DWI conviction for repeat offender


A Reserve, N.M. man, arrested near Magdalena last March for driving while intoxicated, was found guilty in Socorro Magistrate Court on Feb. 21 of a third DWI. This is the second time Bruton has been convicted of a third DWI offense; he pleaded no contest to a third DWI offense in Reserve Magistrate Court in 2005, after being charged there with a fourth DWI in 2004.
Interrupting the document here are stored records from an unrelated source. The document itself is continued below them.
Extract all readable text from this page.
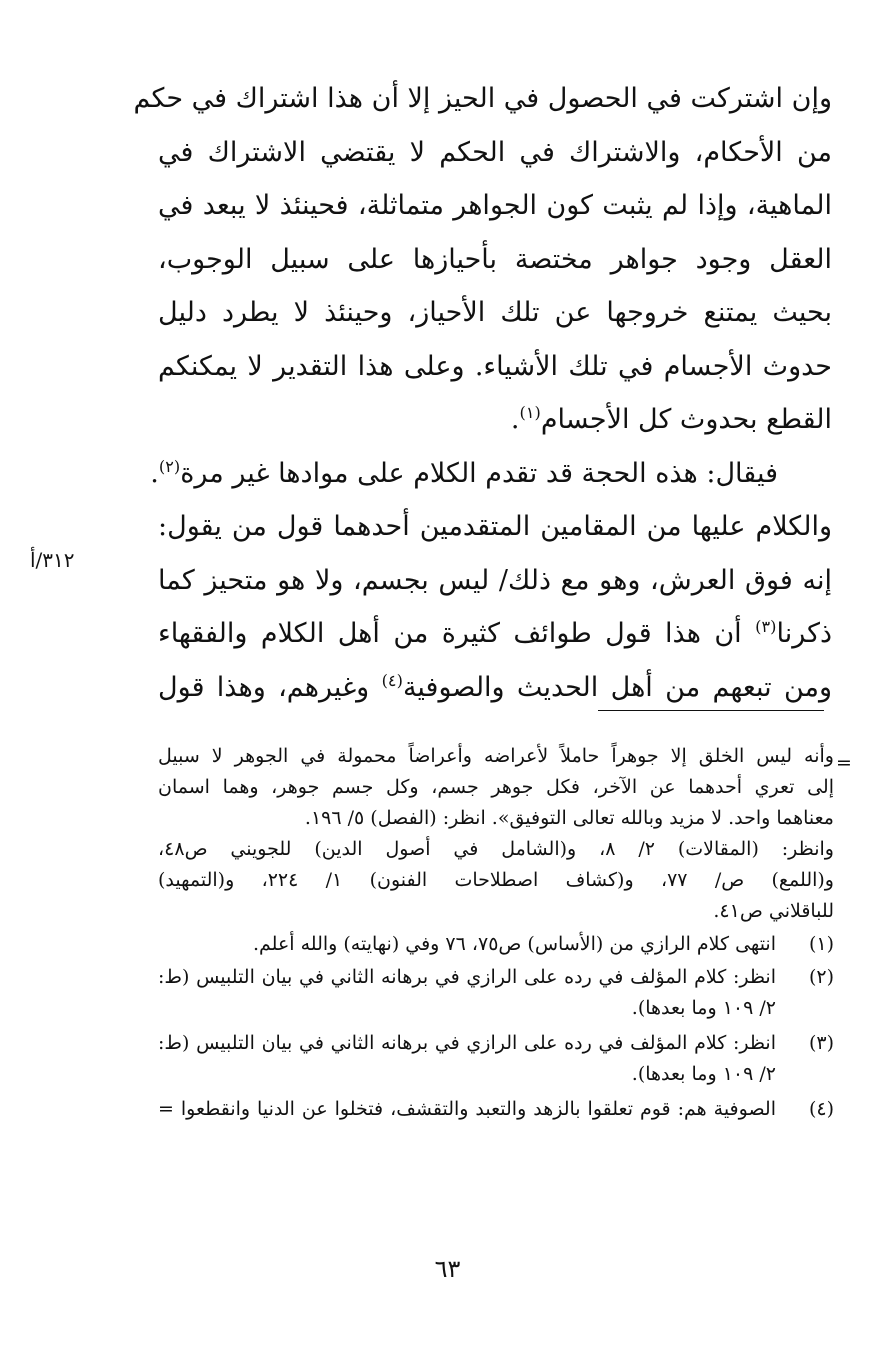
وإن اشتركت في الحصول في الحيز إلا أن هذا اشتراك في حكم
من الأحكام، والاشتراك في الحكم لا يقتضي الاشتراك في
الماهية، وإذا لم يثبت كون الجواهر متماثلة، فحينئذ لا يبعد في
العقل وجود جواهر مختصة بأحيازها على سبيل الوجوب،
بحيث يمتنع خروجها عن تلك الأحياز، وحينئذ لا يطرد دليل
حدوث الأجسام في تلك الأشياء. وعلى هذا التقدير لا يمكنكم
القطع بحدوث كل الأجسام$^{(١)}$.
  فيقال: هذه الحجة قد تقدم الكلام على موادها غير مرة$^{(٢)}$.
والكلام عليها من المقامين المتقدمين أحدهما قول من يقول:
إنه فوق العرش، وهو مع ذلك/ ليس بجسم، ولا هو متحيز كما
ذكرنا$^{(٣)}$ أن هذا قول طوائف كثيرة من أهل الكلام والفقهاء
ومن تبعهم من أهل الحديث والصوفية$^{(٤)}$ وغيرهم، وهذا قول
٣١٢/أ
=
وأنه ليس الخلق إلا جوهراً حاملاً لأعراضه وأعراضاً محمولة في الجوهر لا سبيل
إلى تعري أحدهما عن الآخر، فكل جوهر جسم، وكل جسم جوهر، وهما اسمان
معناهما واحد. لا مزيد وبالله تعالى التوفيق». انظر: (الفصل) ٥/ ١٩٦.
وانظر: (المقالات) ٢/ ٨، و(الشامل في أصول الدين) للجويني ص٤٨،
و(اللمع) ص/ ٧٧، و(كشاف اصطلاحات الفنون) ١/ ٢٢٤، و(التمهيد)
للباقلاني ص٤١.
(١)
انتهى كلام الرازي من (الأساس) ص٧٥، ٧٦ وفي (نهايته) والله أعلم.
(٢)
انظر: كلام المؤلف في رده على الرازي في برهانه الثاني في بيان التلبيس (ط:
٢/ ١٠٩ وما بعدها).
(٣)
انظر: كلام المؤلف في رده على الرازي في برهانه الثاني في بيان التلبيس (ط:
٢/ ١٠٩ وما بعدها).
(٤)
الصوفية هم: قوم تعلقوا بالزهد والتعبد والتقشف، فتخلوا عن الدنيا وانقطعوا =
٦٣
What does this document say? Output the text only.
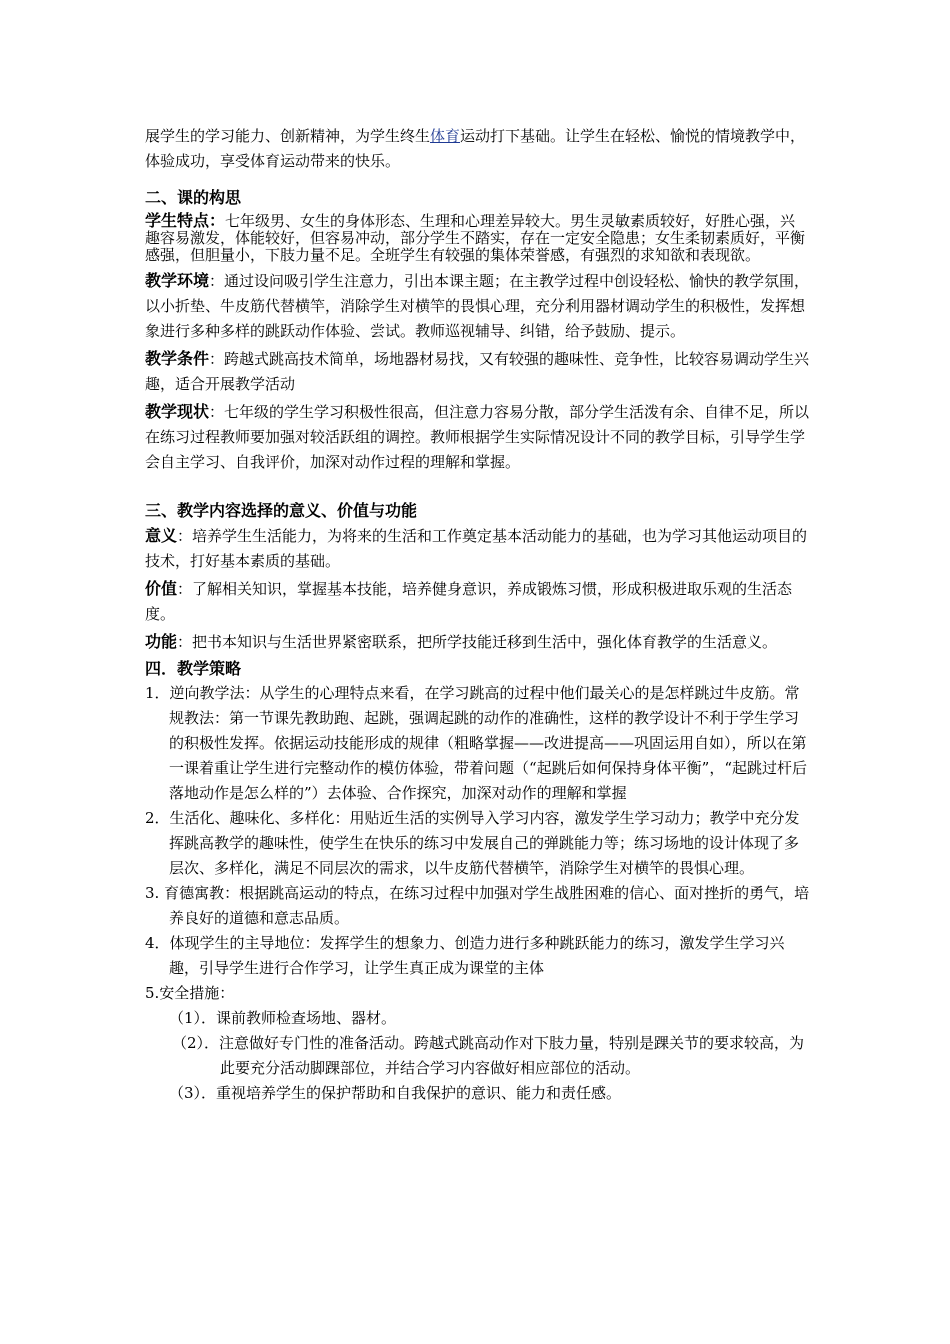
展学生的学习能力、创新精神，为学生终生体育运动打下基础。让学生在轻松、愉悦的情境教学中，体验成功，享受体育运动带来的快乐。

二、课的构思

学生特点：七年级男、女生的身体形态、生理和心理差异较大。男生灵敏素质较好，好胜心强，兴趣容易激发，体能较好，但容易冲动，部分学生不踏实，存在一定安全隐患；女生柔韧素质好，平衡感强，但胆量小，下肢力量不足。全班学生有较强的集体荣誉感，有强烈的求知欲和表现欲。

教学环境：通过设问吸引学生注意力，引出本课主题；在主教学过程中创设轻松、愉快的教学氛围，以小折垫、牛皮筋代替横竿，消除学生对横竿的畏惧心理，充分利用器材调动学生的积极性，发挥想象进行多种多样的跳跃动作体验、尝试。教师巡视辅导、纠错，给予鼓励、提示。

教学条件：跨越式跳高技术简单，场地器材易找，又有较强的趣味性、竞争性，比较容易调动学生兴趣，适合开展教学活动

教学现状：七年级的学生学习积极性很高，但注意力容易分散，部分学生活泼有余、自律不足，所以在练习过程教师要加强对较活跃组的调控。教师根据学生实际情况设计不同的教学目标，引导学生学会自主学习、自我评价，加深对动作过程的理解和掌握。

三、教学内容选择的意义、价值与功能

意义：培养学生生活能力，为将来的生活和工作奠定基本活动能力的基础，也为学习其他运动项目的技术，打好基本素质的基础。

价值：了解相关知识，掌握基本技能，培养健身意识，养成锻炼习惯，形成积极进取乐观的生活态度。

功能：把书本知识与生活世界紧密联系，把所学技能迁移到生活中，强化体育教学的生活意义。

四．教学策略

1．逆向教学法：从学生的心理特点来看，在学习跳高的过程中他们最关心的是怎样跳过牛皮筋。常规教法：第一节课先教助跑、起跳，强调起跳的动作的准确性，这样的教学设计不利于学生学习的积极性发挥。依据运动技能形成的规律（粗略掌握——改进提高——巩固运用自如），所以在第一课着重让学生进行完整动作的模仿体验，带着问题（“起跳后如何保持身体平衡”，“起跳过杆后落地动作是怎么样的”）去体验、合作探究，加深对动作的理解和掌握

2．生活化、趣味化、多样化：用贴近生活的实例导入学习内容，激发学生学习动力；教学中充分发挥跳高教学的趣味性，使学生在快乐的练习中发展自己的弹跳能力等；练习场地的设计体现了多层次、多样化，满足不同层次的需求，以牛皮筋代替横竿，消除学生对横竿的畏惧心理。

3. 育德寓教：根据跳高运动的特点，在练习过程中加强对学生战胜困难的信心、面对挫折的勇气，培养良好的道德和意志品质。

4．体现学生的主导地位：发挥学生的想象力、创造力进行多种跳跃能力的练习，激发学生学习兴趣，引导学生进行合作学习，让学生真正成为课堂的主体

5.安全措施：

（1）．课前教师检查场地、器材。

（2）．注意做好专门性的准备活动。跨越式跳高动作对下肢力量，特别是踝关节的要求较高，为此要充分活动脚踝部位，并结合学习内容做好相应部位的活动。

（3）．重视培养学生的保护帮助和自我保护的意识、能力和责任感。
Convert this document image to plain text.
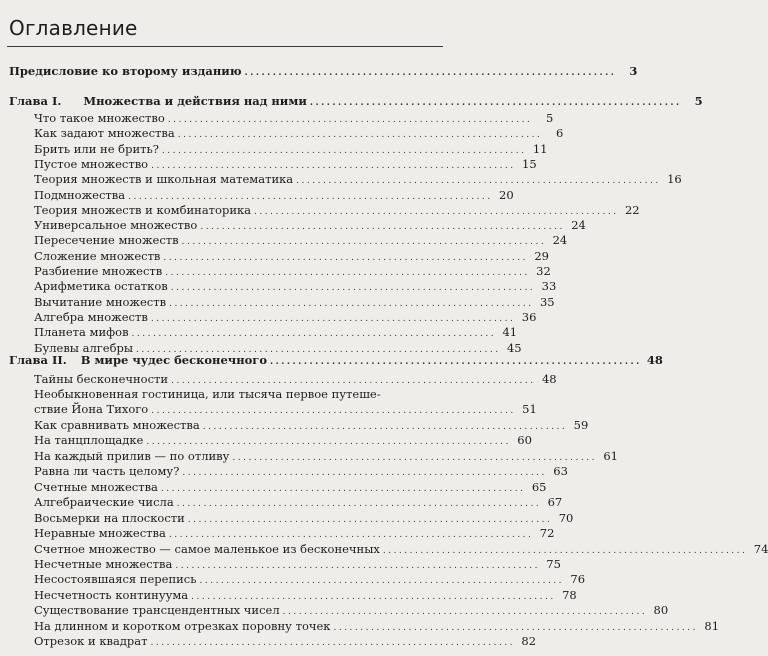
Оглавление
Предисловие ко второму изданию ..................................................................	3
Глава I. Множества и действия над ними ..................................................................	5
Что такое множество ....................................................................	5
Как задают множества ....................................................................	6
Брить или не брить? .................................................................... 11
Пустое множество .................................................................... 15
Теория множеств и школьная математика .................................................................... 16
Подмножества .................................................................... 20
Теория множеств и комбинаторика .................................................................... 22
Универсальное множество .................................................................... 24
Пересечение множеств .................................................................... 24
Сложение множеств .................................................................... 29
Разбиение множеств .................................................................... 32
Арифметика остатков .................................................................... 33
Вычитание множеств .................................................................... 35
Алгебра множеств .................................................................... 36
Планета мифов .................................................................... 41
Булевы алгебры .................................................................... 45
Глава II. В мире чудес бесконечного .................................................................. 48
Тайны бесконечности .................................................................... 48
Необыкновенная гостиница, или тысяча первое путеше-
ствие Йона Тихого .................................................................... 51
Как сравнивать множества .................................................................... 59
На танцплощадке .................................................................... 60
На каждый прилив — по отливу .................................................................... 61
Равна ли часть целому? .................................................................... 63
Счетные множества .................................................................... 65
Алгебраические числа .................................................................... 67
Восьмерки на плоскости .................................................................... 70
Неравные множества .................................................................... 72
Счетное множество — самое маленькое из бесконечных .................................................................... 74
Несчетные множества .................................................................... 75
Несостоявшаяся перепись .................................................................... 76
Несчетность континуума .................................................................... 78
Существование трансцендентных чисел .................................................................... 80
На длинном и коротком отрезках поровну точек .................................................................... 81
Отрезок и квадрат .................................................................... 82
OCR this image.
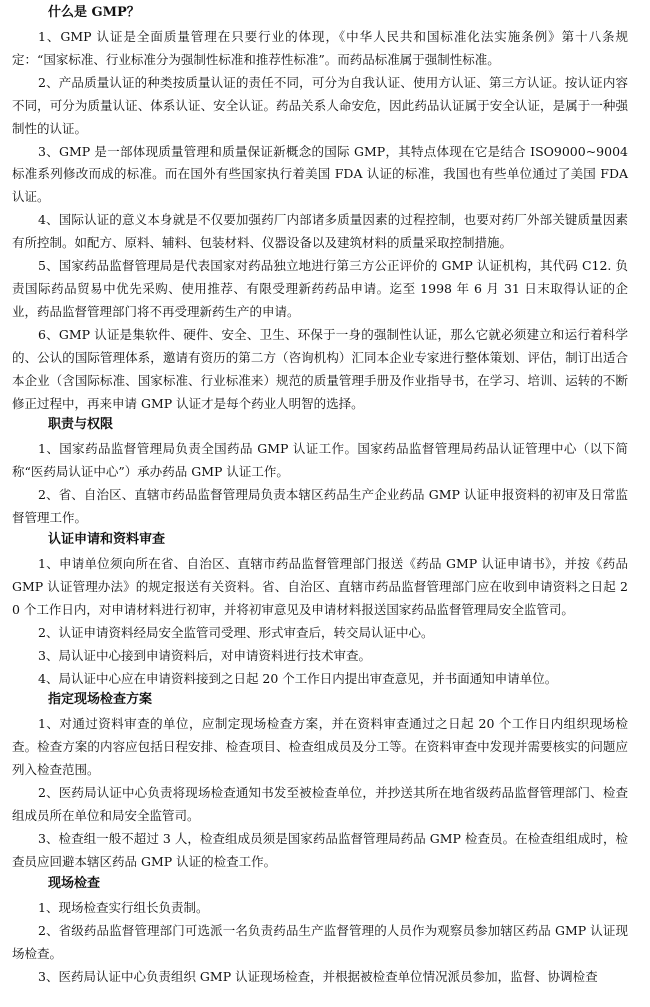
什么是 GMP？

1、GMP 认证是全面质量管理在只要行业的体现，《中华人民共和国标准化法实施条例》第十八条规定：“国家标准、行业标准分为强制性标准和推荐性标准”。而药品标准属于强制性标准。

2、产品质量认证的种类按质量认证的责任不同，可分为自我认证、使用方认证、第三方认证。按认证内容不同，可分为质量认证、体系认证、安全认证。药品关系人命安危，因此药品认证属于安全认证，是属于一种强制性的认证。

3、GMP 是一部体现质量管理和质量保证新概念的国际 GMP，其特点体现在它是结合 ISO9000~9004 标准系列修改而成的标准。而在国外有些国家执行着美国 FDA 认证的标准，我国也有些单位通过了美国 FDA 认证。

4、国际认证的意义本身就是不仅要加强药厂内部诸多质量因素的过程控制，也要对药厂外部关键质量因素有所控制。如配方、原料、辅料、包装材料、仪器设备以及建筑材料的质量采取控制措施。

5、国家药品监督管理局是代表国家对药品独立地进行第三方公正评价的 GMP 认证机构，其代码 C12. 负责国际药品贸易中优先采购、使用推荐、有限受理新药药品申请。迄至 1998 年 6 月 31 日末取得认证的企业，药品监督管理部门将不再受理新药生产的申请。

6、GMP 认证是集软件、硬件、安全、卫生、环保于一身的强制性认证，那么它就必须建立和运行着科学的、公认的国际管理体系，邀请有资历的第二方（咨询机构）汇同本企业专家进行整体策划、评估，制订出适合本企业（含国际标准、国家标准、行业标准来）规范的质量管理手册及作业指导书，在学习、培训、运转的不断修正过程中，再来申请 GMP 认证才是每个药业人明智的选择。

职责与权限

1、国家药品监督管理局负责全国药品 GMP 认证工作。国家药品监督管理局药品认证管理中心（以下简称“医药局认证中心”）承办药品 GMP 认证工作。

2、省、自治区、直辖市药品监督管理局负责本辖区药品生产企业药品 GMP 认证申报资料的初审及日常监督管理工作。

认证申请和资料审查

1、申请单位须向所在省、自治区、直辖市药品监督管理部门报送《药品 GMP 认证申请书》，并按《药品 GMP 认证管理办法》的规定报送有关资料。省、自治区、直辖市药品监督管理部门应在收到申请资料之日起 20 个工作日内，对申请材料进行初审，并将初审意见及申请材料报送国家药品监督管理局安全监管司。

2、认证申请资料经局安全监管司受理、形式审查后，转交局认证中心。

3、局认证中心接到申请资料后，对申请资料进行技术审查。

4、局认证中心应在申请资料接到之日起 20 个工作日内提出审查意见，并书面通知申请单位。

指定现场检查方案

1、对通过资料审查的单位，应制定现场检查方案，并在资料审查通过之日起 20 个工作日内组织现场检查。检查方案的内容应包括日程安排、检查项目、检查组成员及分工等。在资料审查中发现并需要核实的问题应列入检查范围。

2、医药局认证中心负责将现场检查通知书发至被检查单位，并抄送其所在地省级药品监督管理部门、检查组成员所在单位和局安全监管司。

3、检查组一般不超过 3 人，检查组成员须是国家药品监督管理局药品 GMP 检查员。在检查组组成时，检查员应回避本辖区药品 GMP 认证的检查工作。

现场检查

1、现场检查实行组长负责制。

2、省级药品监督管理部门可选派一名负责药品生产监督管理的人员作为观察员参加辖区药品 GMP 认证现场检查。

3、医药局认证中心负责组织 GMP 认证现场检查，并根据被检查单位情况派员参加，监督、协调检查
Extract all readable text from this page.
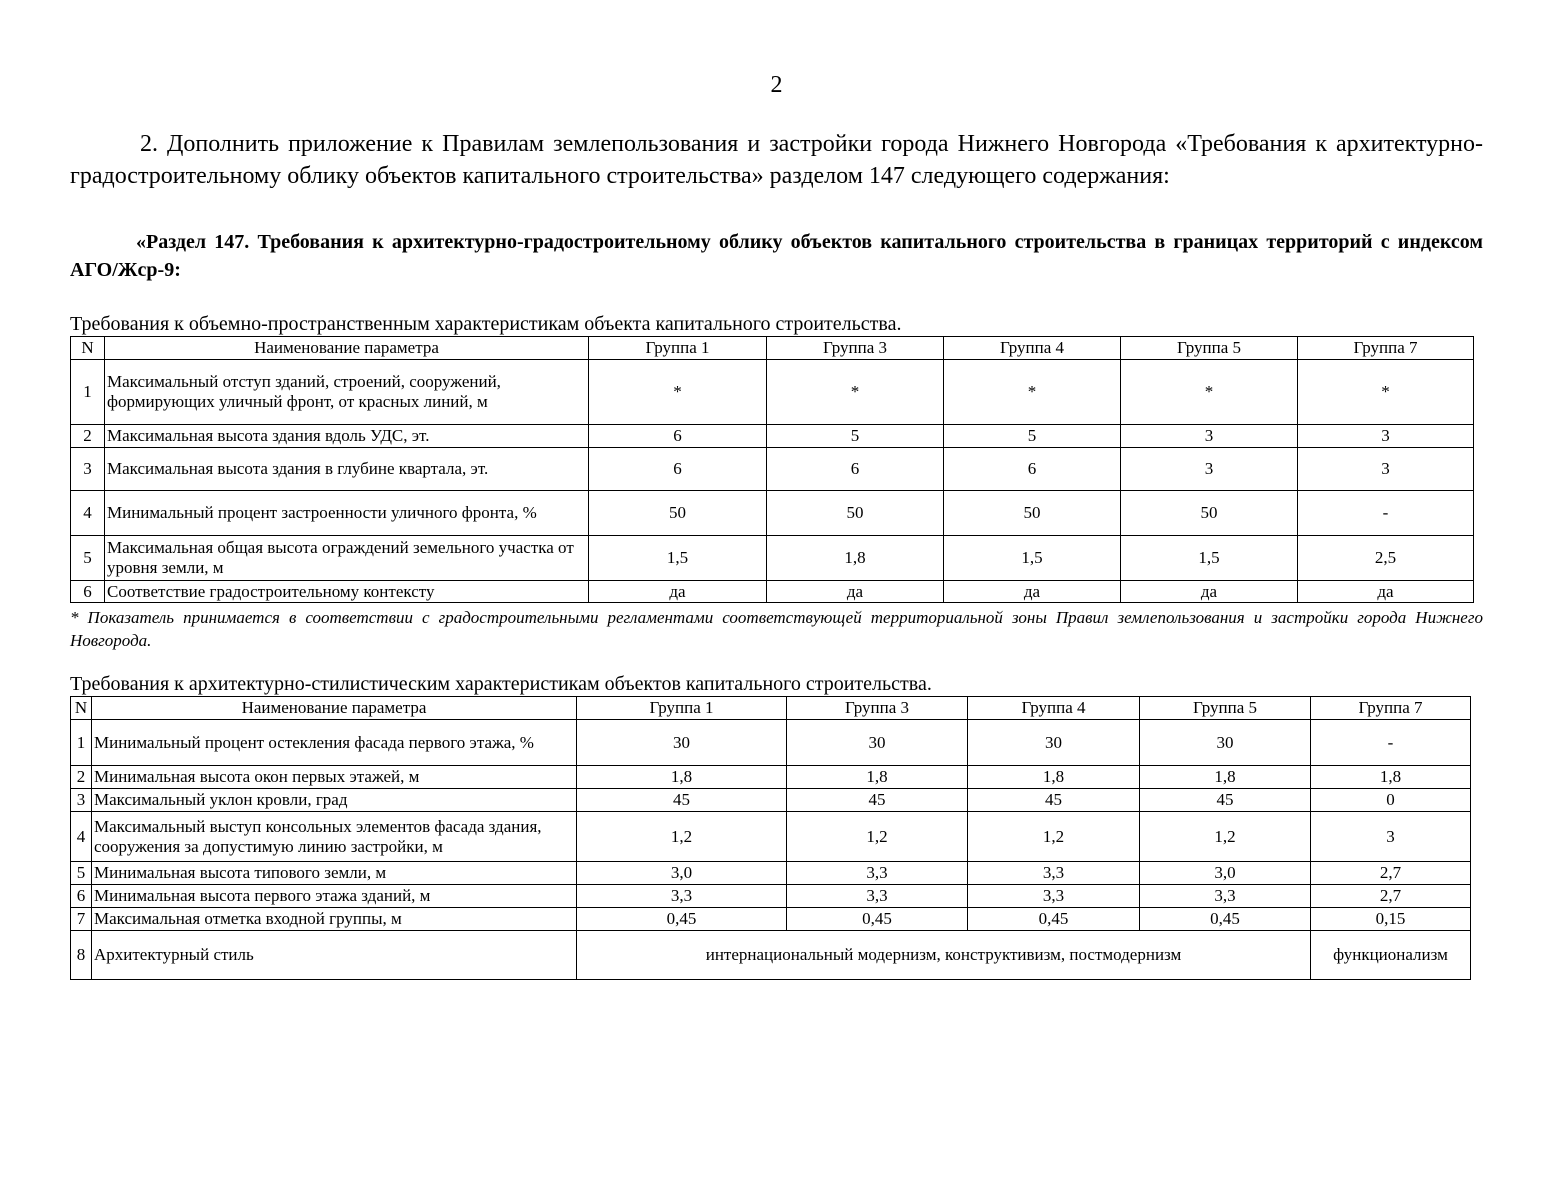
2
2. Дополнить приложение к Правилам землепользования и застройки города Нижнего Новгорода «Требования к архитектурно-градостроительному облику объектов капитального строительства» разделом 147 следующего содержания:
«Раздел 147. Требования к архитектурно-градостроительному облику объектов капитального строительства в границах территорий с индексом АГО/Жср-9:
Требования к объемно-пространственным характеристикам объекта капитального строительства.
N	Наименование параметра	Группа 1	Группа 3	Группа 4	Группа 5	Группа 7
1	Максимальный отступ зданий, строений, сооружений, формирующих уличный фронт, от красных линий, м	*	*	*	*	*
2	Максимальная высота здания вдоль УДС, эт.	6	5	5	3	3
3	Максимальная высота здания в глубине квартала, эт.	6	6	6	3	3
4	Минимальный процент застроенности уличного фронта, %	50	50	50	50	-
5	Максимальная общая высота ограждений земельного участка от уровня земли, м	1,5	1,8	1,5	1,5	2,5
6	Соответствие градостроительному контексту	да	да	да	да	да
* Показатель принимается в соответствии с градостроительными регламентами соответствующей территориальной зоны Правил землепользования и застройки города Нижнего Новгорода.
Требования к архитектурно-стилистическим характеристикам объектов капитального строительства.
N	Наименование параметра	Группа 1	Группа 3	Группа 4	Группа 5	Группа 7
1	Минимальный процент остекления фасада первого этажа, %	30	30	30	30	-
2	Минимальная высота окон первых этажей, м	1,8	1,8	1,8	1,8	1,8
3	Максимальный уклон кровли, град	45	45	45	45	0
4	Максимальный выступ консольных элементов фасада здания, сооружения за допустимую линию застройки, м	1,2	1,2	1,2	1,2	3
5	Минимальная высота типового земли, м	3,0	3,3	3,3	3,0	2,7
6	Минимальная высота первого этажа зданий, м	3,3	3,3	3,3	3,3	2,7
7	Максимальная отметка входной группы, м	0,45	0,45	0,45	0,45	0,15
8	Архитектурный стиль	интернациональный модернизм, конструктивизм, постмодернизм				функционализм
In New Mexico, the first three DWI offenses are considered misdemeanors. Any DWI offenses beyond the third are felonies. However, defendants are sometimes offered plea bargains that allow them to plead guilty or no contest to lesser charges, in the interest of conserving resources and resolving cases that might otherwise take years to dispose of.

Alvin Dean Bruton, 54, was originally charged on March 17, 2011 with a fifth DWI, a felony offense.

Magdalena Marshal’s Deputy Terry Flanagan testified on Feb. 21 that he pulled Bruton over last March after observing his driving, took him to the Marshal’s Office, and administered two breath tests, both of which gave a .15 result. He then drove Bruton to the Socorro County Detention Center, where he was booked and incarcerated.

A criminal complaint was filed against Bruton, with a note in the record indicating the District Attorney’s Office had given approval for Bruton to be charged with a felony DWI.

Six months and two court-appointed public defenders later, Bruton was found competent to stand trial in October 2011.

Ten days later, the charges against Bruton were reduced from a fifth, felony DWI to a third, misdemeanor DWI. And a month after that, Bruton filed a motion to bring the Bible back to the courts.

In January, Bruton’s current public defender, Attorney Twila Hoon, filed motions on Bruton’s behalf to exclude the results of the breath test, and to exclude any discussion of prior “bad acts,” including previous DWI arrests — at least five of them — and previous DWI convictions — at least three.

During the jury trial, Hoon raised issues with the date setting on the IR8000 Breath Test Machine, which was noted to be off by one day, and with the accuracy and reliability of Breath Test Machines in general. She raised the possibility that the slurring of speech noticed by Deputy Flanagan could have been due to Bruton’s ill-fitting dentures, and that any unsteadiness in his gait could have been due to medical issues stemming from previous injuries to his ankle.

Bruton took the stand and testified that mechanical issues with the vehicle he had been driving had caused the tires to wobble. He testified he had candy in his mouth during the breath test which should have invalidated the results, and said he had been denied the right to have a blood test, although he was driven past the hospital where one could have been performed on the way to the detention center.

In his summation, Assistant District Attorney Keith Valles argued it was an open and shut case, and that the state’s only burden was to prove beyond a reasonable doubt — although not beyond any doubt whatsoever — that Bruton was driving with a blood alcohol level of .08 or greater. He said testimony by Jason Avery, Breath Alcohol Section Line Supervisor of the state’s Department of Health, indicated there were no issues with the breath test machine used on Bruton.

In her summation, Hoon argued that there was plenty of reasonable doubt, based on the absence of any video or audio recording of the arrest, no field sobriety test had been given and the time was wrong on the breath test machine.

The jury deliberated for only 20 minutes before finding Bruton guilty.

Bruton, who is currently under house arrest and living with a relative in Edgewood, N.M., has not yet been sentenced.

Theresa Rosales, director of the county’s DWI Compliance Program, expressed some frustration, not over the verdict but over the process that resulted in Bruton being convicted on a misdemeanor instead of a felony.

“I understand that it saves the state money,” Rosales said. “They say, if you take this (deal), we won’t bind it over to district court. But if we keep pleading down all these DWI charges, what are we teaching the drunk driver? How are we helping him?”

Rosales said there was a plus side to the conviction, in that sentencing requirements and monitoring of compliance are tougher than they were in 2005, when Bruton was last convicted of DWI. However, she’d like to see a line drawn on plea bargains.

“How do we make sure this is the last time he drives drunk?” Rosales asked. “And if he chooses to drink and drive again, how do we make sure he’s not offered a plea bargain again?”